We had begun, surely there must be an ending as well. “Ermi,” I said softly, “please don’t make a plaything out of me. Should there come a time very soon when you don’t want to see me anymore, just say so. I will stay away.”
“What are you saying?” she asked.
“With you, I have no pride,” I said. “It seems as if I had given you a knife and said, kill me. If that time comes, please make it swift.”
“This is all very melodramatic,” she said. “But it never entered my mind.”
I bent over and kissed the line of her neck, her breasts.
“Thank you,” I murmured.
“What for?”
“For being kind.”
“That is not difficult to do,” she said. “Now, shall we make love?”
I looked lingeringly at her. I shook my head.
She raised herself on her elbows, hugged me and whispered, “Thank you.”
After breakfast in our room, I got her bag from the dresser and placed the envelope in it. “What is that?” she asked.
“My contribution to your restaurant.”
She took the envelope and gave it back. “But we didn’t do it,” she said. “You don’t owe me anything.”
“But I do,” I insisted. “You gave me two nights.”
“I had free lodging. I did some sight-seeing and had one of the most engaging conversations in my life. No, you don’t have to give me anything.”
“If I did not do it, it was not your fault.”
She grinned and pinched me. “All right then,” she said, “if you want your guilt feelings eased.” She tore the envelope open, picked out a few hundred pesos bills without counting them, and placed them in her bag.
My first meeting was to be in the evening. There was time for me to go to Manila with her then return to Baguio.

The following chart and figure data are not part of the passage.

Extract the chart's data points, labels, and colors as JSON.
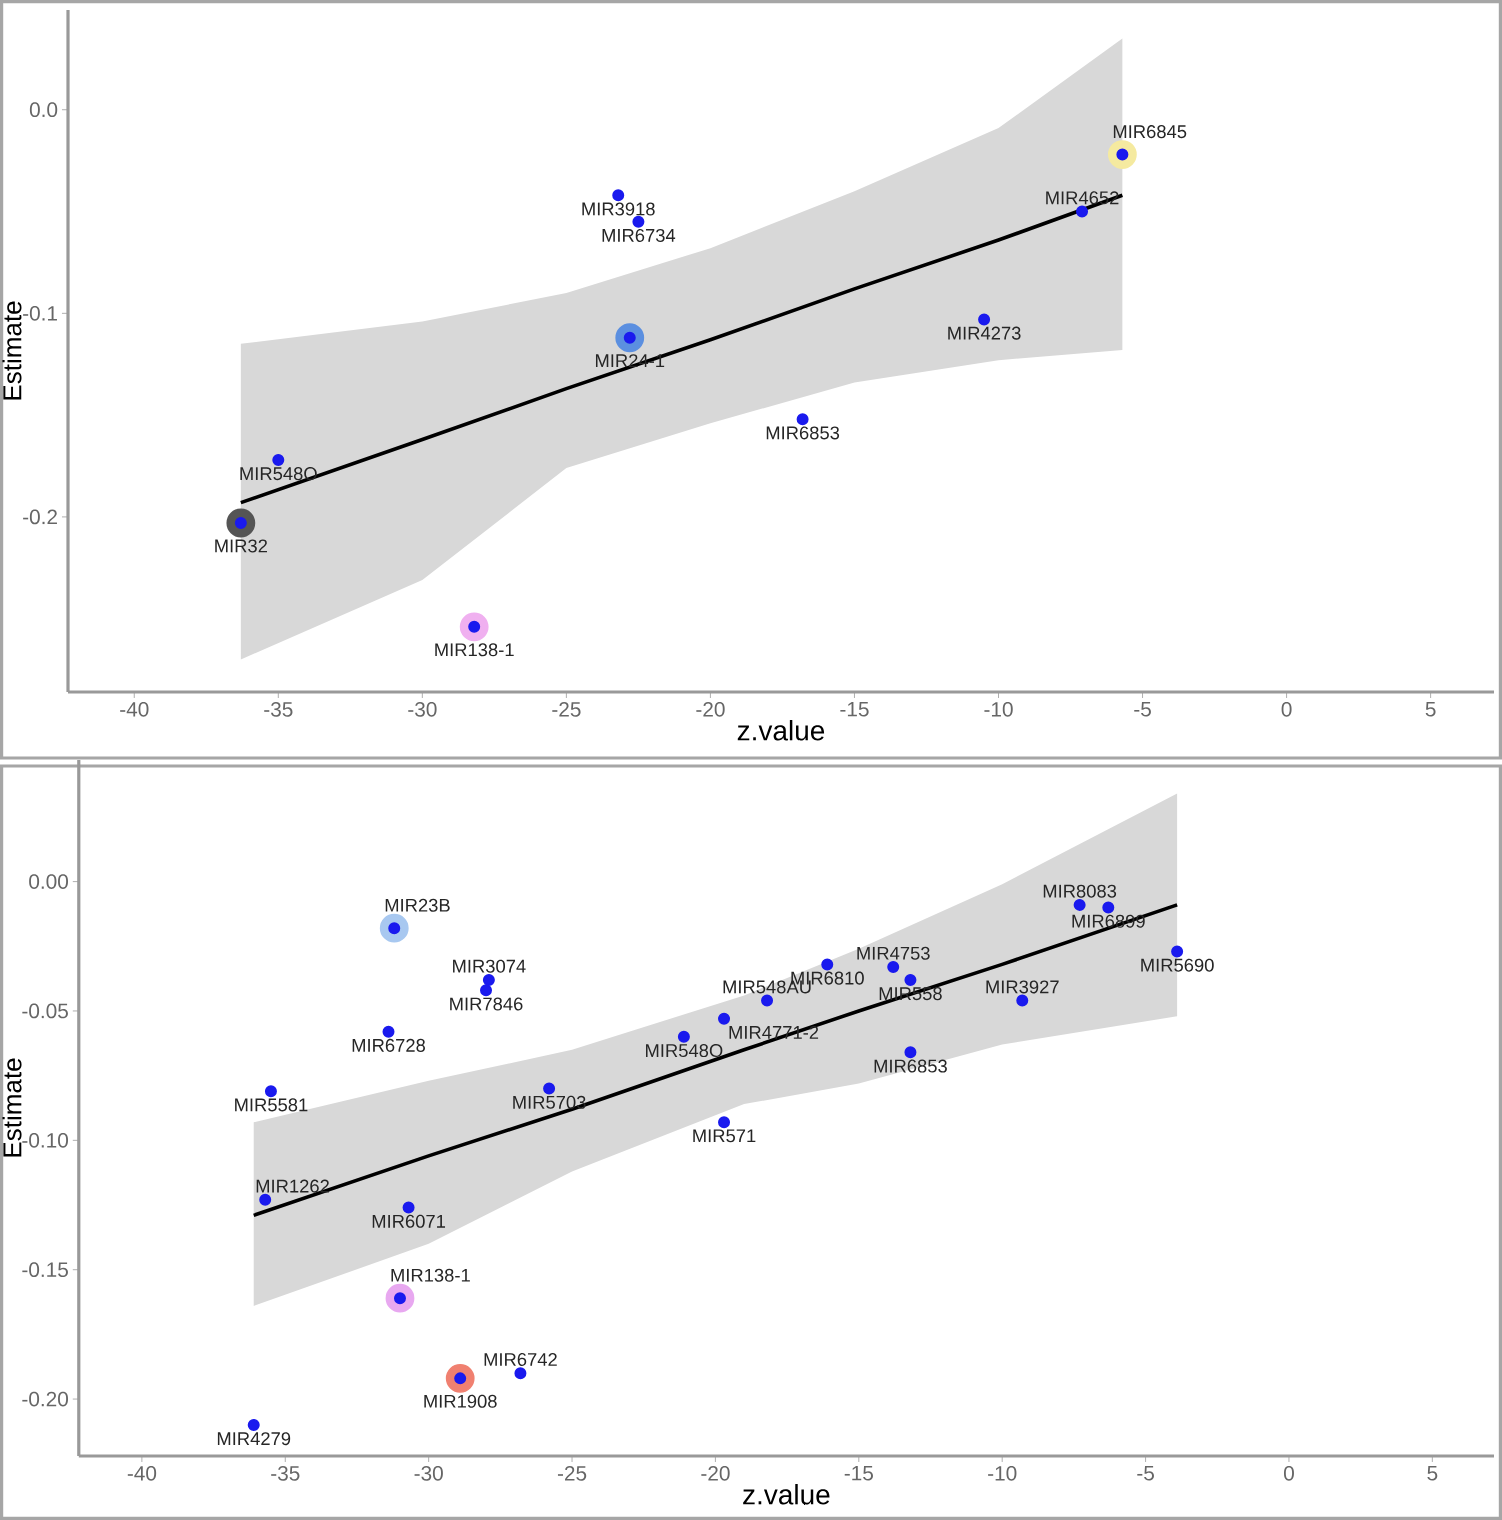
{
  "chart_data": [
    {
      "type": "scatter",
      "xlabel": "z.value",
      "ylabel": "Estimate",
      "xlim": [
        -42.3,
        7.2
      ],
      "ylim": [
        -0.286,
        0.049
      ],
      "xticks": [
        -40,
        -35,
        -30,
        -25,
        -20,
        -15,
        -10,
        -5,
        0,
        5
      ],
      "yticks": [
        {
          "value": -0.2,
          "label": "-0.2"
        },
        {
          "value": -0.1,
          "label": "-0.1"
        },
        {
          "value": 0,
          "label": "0.0"
        }
      ],
      "grid": false,
      "series": [
        {
          "type": "line",
          "marker": "none",
          "color": "#000000",
          "x": [
            -36.3,
            -30,
            -25,
            -20,
            -15,
            -10,
            -5.7
          ],
          "values": [
            -0.193,
            -0.162,
            -0.137,
            -0.113,
            -0.088,
            -0.064,
            -0.042
          ],
          "lower": [
            -0.27,
            -0.231,
            -0.176,
            -0.154,
            -0.134,
            -0.123,
            -0.118
          ],
          "upper": [
            -0.115,
            -0.104,
            -0.09,
            -0.068,
            -0.04,
            -0.009,
            0.035
          ]
        },
        {
          "type": "scatter",
          "colors": [
            "#5b8fe0",
            "#555555",
            "#f0b0f0",
            "#f5eaa0"
          ],
          "x": [
            -22.8,
            -36.3,
            -28.2,
            -5.7
          ],
          "values": [
            -0.112,
            -0.203,
            -0.254,
            -0.022
          ]
        },
        {
          "type": "scatter",
          "color": "#1a1aee",
          "x": [
            -23.2,
            -22.5,
            -22.8,
            -35.0,
            -36.3,
            -28.2,
            -5.7,
            -7.1,
            -10.5,
            -16.8
          ],
          "values": [
            -0.042,
            -0.055,
            -0.112,
            -0.172,
            -0.203,
            -0.254,
            -0.022,
            -0.05,
            -0.103,
            -0.152
          ]
        }
      ],
      "annotations": [
        {
          "text": "MIR3918",
          "x": -23.2,
          "y": -0.042
        },
        {
          "text": "MIR6734",
          "x": -22.5,
          "y": -0.055
        },
        {
          "text": "MIR24-1",
          "x": -22.8,
          "y": -0.112
        },
        {
          "text": "MIR548O",
          "x": -35.0,
          "y": -0.172
        },
        {
          "text": "MIR32",
          "x": -36.3,
          "y": -0.203
        },
        {
          "text": "MIR138-1",
          "x": -28.2,
          "y": -0.254
        },
        {
          "text": "MIR6845",
          "x": -5.7,
          "y": -0.022
        },
        {
          "text": "MIR4652",
          "x": -7.1,
          "y": -0.05
        },
        {
          "text": "MIR4273",
          "x": -10.5,
          "y": -0.103
        },
        {
          "text": "MIR6853",
          "x": -16.8,
          "y": -0.152
        }
      ]
    },
    {
      "type": "scatter",
      "xlabel": "z.value",
      "ylabel": "Estimate",
      "xlim": [
        -42.2,
        7.15
      ],
      "ylim": [
        -0.222,
        0.047
      ],
      "xticks": [
        -40,
        -35,
        -30,
        -25,
        -20,
        -15,
        -10,
        -5,
        0,
        5
      ],
      "yticks": [
        {
          "value": -0.2,
          "label": "-0.20"
        },
        {
          "value": -0.15,
          "label": "-0.15"
        },
        {
          "value": -0.1,
          "label": "-0.10"
        },
        {
          "value": -0.05,
          "label": "-0.05"
        },
        {
          "value": 0,
          "label": "0.00"
        }
      ],
      "grid": false,
      "series": [
        {
          "type": "line",
          "marker": "none",
          "color": "#000000",
          "x": [
            -36.1,
            -30,
            -25,
            -19,
            -15,
            -10,
            -3.9
          ],
          "values": [
            -0.129,
            -0.106,
            -0.088,
            -0.065,
            -0.05,
            -0.032,
            -0.009
          ],
          "lower": [
            -0.164,
            -0.14,
            -0.112,
            -0.086,
            -0.078,
            -0.063,
            -0.052
          ],
          "upper": [
            -0.093,
            -0.077,
            -0.065,
            -0.044,
            -0.026,
            -0.001,
            0.034
          ]
        },
        {
          "type": "scatter",
          "colors": [
            "#a8c8f0",
            "#e8a8f0",
            "#f08070"
          ],
          "x": [
            -31.2,
            -31.0,
            -28.9
          ],
          "values": [
            -0.018,
            -0.161,
            -0.192
          ]
        },
        {
          "type": "scatter",
          "color": "#1a1aee",
          "x": [
            -31.2,
            -27.9,
            -28.0,
            -31.4,
            -35.5,
            -25.8,
            -19.7,
            -21.1,
            -19.7,
            -35.7,
            -30.7,
            -31.0,
            -28.9,
            -26.8,
            -36.1,
            -18.2,
            -16.1,
            -13.8,
            -13.2,
            -13.2,
            -9.3,
            -7.3,
            -6.3,
            -3.9
          ],
          "values": [
            -0.018,
            -0.038,
            -0.042,
            -0.058,
            -0.081,
            -0.08,
            -0.053,
            -0.06,
            -0.093,
            -0.123,
            -0.126,
            -0.161,
            -0.192,
            -0.19,
            -0.21,
            -0.046,
            -0.032,
            -0.033,
            -0.038,
            -0.066,
            -0.046,
            -0.009,
            -0.01,
            -0.027
          ]
        }
      ],
      "annotations": [
        {
          "text": "MIR23B",
          "x": -31.2,
          "y": -0.018
        },
        {
          "text": "MIR3074",
          "x": -27.9,
          "y": -0.038
        },
        {
          "text": "MIR7846",
          "x": -28.0,
          "y": -0.042
        },
        {
          "text": "MIR6728",
          "x": -31.4,
          "y": -0.058
        },
        {
          "text": "MIR5581",
          "x": -35.5,
          "y": -0.081
        },
        {
          "text": "MIR5703",
          "x": -25.8,
          "y": -0.08
        },
        {
          "text": "MIR4771-2",
          "x": -19.7,
          "y": -0.053
        },
        {
          "text": "MIR548O",
          "x": -21.1,
          "y": -0.06
        },
        {
          "text": "MIR571",
          "x": -19.7,
          "y": -0.093
        },
        {
          "text": "MIR1262",
          "x": -35.7,
          "y": -0.123
        },
        {
          "text": "MIR6071",
          "x": -30.7,
          "y": -0.126
        },
        {
          "text": "MIR138-1",
          "x": -31.0,
          "y": -0.161
        },
        {
          "text": "MIR1908",
          "x": -28.9,
          "y": -0.192
        },
        {
          "text": "MIR6742",
          "x": -26.8,
          "y": -0.19
        },
        {
          "text": "MIR4279",
          "x": -36.1,
          "y": -0.21
        },
        {
          "text": "MIR548AU",
          "x": -18.2,
          "y": -0.046
        },
        {
          "text": "MIR6810",
          "x": -16.1,
          "y": -0.032
        },
        {
          "text": "MIR4753",
          "x": -13.8,
          "y": -0.033
        },
        {
          "text": "MIR558",
          "x": -13.2,
          "y": -0.038
        },
        {
          "text": "MIR6853",
          "x": -13.2,
          "y": -0.066
        },
        {
          "text": "MIR3927",
          "x": -9.3,
          "y": -0.046
        },
        {
          "text": "MIR8083",
          "x": -7.3,
          "y": -0.009
        },
        {
          "text": "MIR6899",
          "x": -6.3,
          "y": -0.01
        },
        {
          "text": "MIR5690",
          "x": -3.9,
          "y": -0.027
        }
      ]
    }
  ]
}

“You don’t have to. It is such a tedious trip.”
“I want this suffering,” I said, shushing her.
We sat together in the bus and on occasion, her hand would rest on my thigh or she would hold my hand as we talked. As in the night when she arrived, the first rains of May were upon the land. They came in sheets over the plains of Pangasinan that had started to green. “See what rain does to a land that is parched,” I said.
She pressed my hand.
“You make plants grow,” I said. “When your gate opened, I caught a glimpse of your lawn — the plants looked very healthy.”
“I love gardening,” she said.
I remembered the people in her house. “Who are those living with you? Relatives?”
She shook her head. “A driver and his family …”
“But you have no car.”
She smiled again. “No, he stopped driving a long time ago. He is old now. His wife and children — and grandchildren …”
“And you are not related?”
“Not blood relations, but something more real. And there is a girl. She was like me, you know. But she became a drug addict. She has a daughter and she cannot work anymore. She has lost her looks, you know what I mean.”
“And you work for them?”
She did not speak. “They are my family,” she said simply.
“You are a good girl, Ermi.”
“Flattery will get you somewhere,” she said.